The Museum of Commerce and Transport was opened on High Street in 1925 as the first of its kind in Britain. Sheppard was given the Old Corn Exchange building on High Street (now the Hull and East Riding Museum) to set up the museum, and persuaded local firms to carry out the work on the museum for free. It was filled with a transport collection which included carriages, trams, cars and a plane, some of which he begged from other museums.

Displays showing the evolution of transport and Hull's principal industries were extensively damaged in 1941. It re-opened as the Transport and Archaeology Museum in 1957, the transport collections are now based in the Streetlife Museum.

Tithe Barn Museum at Easington (1928)


Easington Tithe Barn opened in 1928 as Britain's first folk life and agricultural museum after the building had been restored by the East Riding Antiquarian Society. The building was closed when the war broke out in 1939 and was never re-opened as a museum.

Mortimer Collection of Prehistoric Antiquities (1929)


The Mortimer Museum of Prehistoric Antiquities was opened in 1929 with a collection which Sheppard had campaigned for 13 years to get. This collection of more than 66,000 archaeological and geological objects had been excavated and collected by J.R. and Robert Mortimer.
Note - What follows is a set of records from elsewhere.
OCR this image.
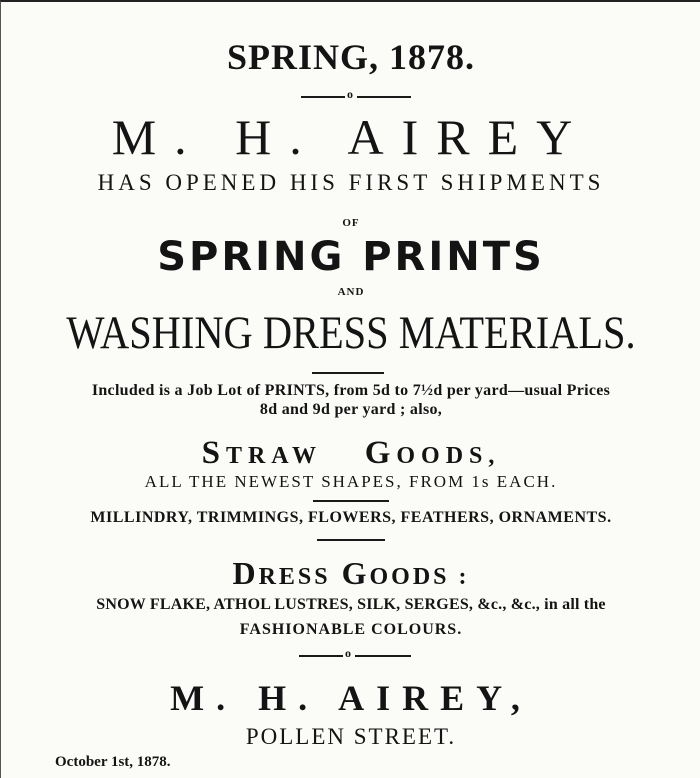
SPRING, 1878.
o
M. H. AIREY
HAS OPENED HIS FIRST SHIPMENTS
OF
SPRING PRINTS
AND
WASHING DRESS MATERIALS.
Included is a Job Lot of PRINTS, from 5d to 7½d per yard—usual Prices
8d and 9d per yard ; also,
STRAW GOODS,
ALL THE NEWEST SHAPES, FROM 1s EACH.
MILLINDRY, TRIMMINGS, FLOWERS, FEATHERS, ORNAMENTS.
DRESS GOODS :
SNOW FLAKE, ATHOL LUSTRES, SILK, SERGES, &c., &c., in all the
FASHIONABLE COLOURS.
o
M. H. AIREY,
POLLEN STREET.
October 1st, 1878.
Sheppard became a close friend with J.R. Mortimer helping publish some of their collections. After Mortimer's death Sheppard managed to obtain the money to purchase the collection.

The Mortimer Museum remained in 3 of the Victoria Galleries until it was transferred to the Transport and Archaeology Museum on High Street in 1956. The collection is now incorporated into gallery displays featuring archaeology and natural history in the Hull and East Riding Museum.

Railway Museum (1933)


The Railway Museum opened on Paragon Street in 1933 displaying some of the railway collections from the Museum of Commerce and Transport. Having once worked with the railway Sheppard had always been a collector of objects relating to railway history. More than 250 exhibits were lost when the museum was destroyed by an air raid on 8th May 1941.

'Old Time' Street Museum


In 1931 Sheppard attempted to create an entire street in a warehouse behind Wilberforce House on High Street, to be known as 'The Old Times Street'. His plan was to reproduce shops of 100-150 years ago, and by the mid 1930s it was near completion. However it was destroyed by an air raid in 1941 before it even had the chance to open to the public.

After the war


The post-war period witnessed a consolidation of the collections and buildings remaining after the extensive damage suffered during the war. The Mortimer Galleries re-opened in February of 1949 and the Georgian Houses and a new garden was created behind Wilberforce House in 1950. The restored Georgian Houses and the Transport and Archaeology museums were opened in 1957.

The Spurn Lightship, opened as a museum in 1986 and moored in the Hull Marina; Streetlife museum now housing Hull Museums' transport collection, moved from the Museum of Commerce and Transport in the 1980s. The Old Grammar School, housing the museum of Hull's social History; and Hull and East Riding Museum, opened in 1997 containing archaeological and natural history collections.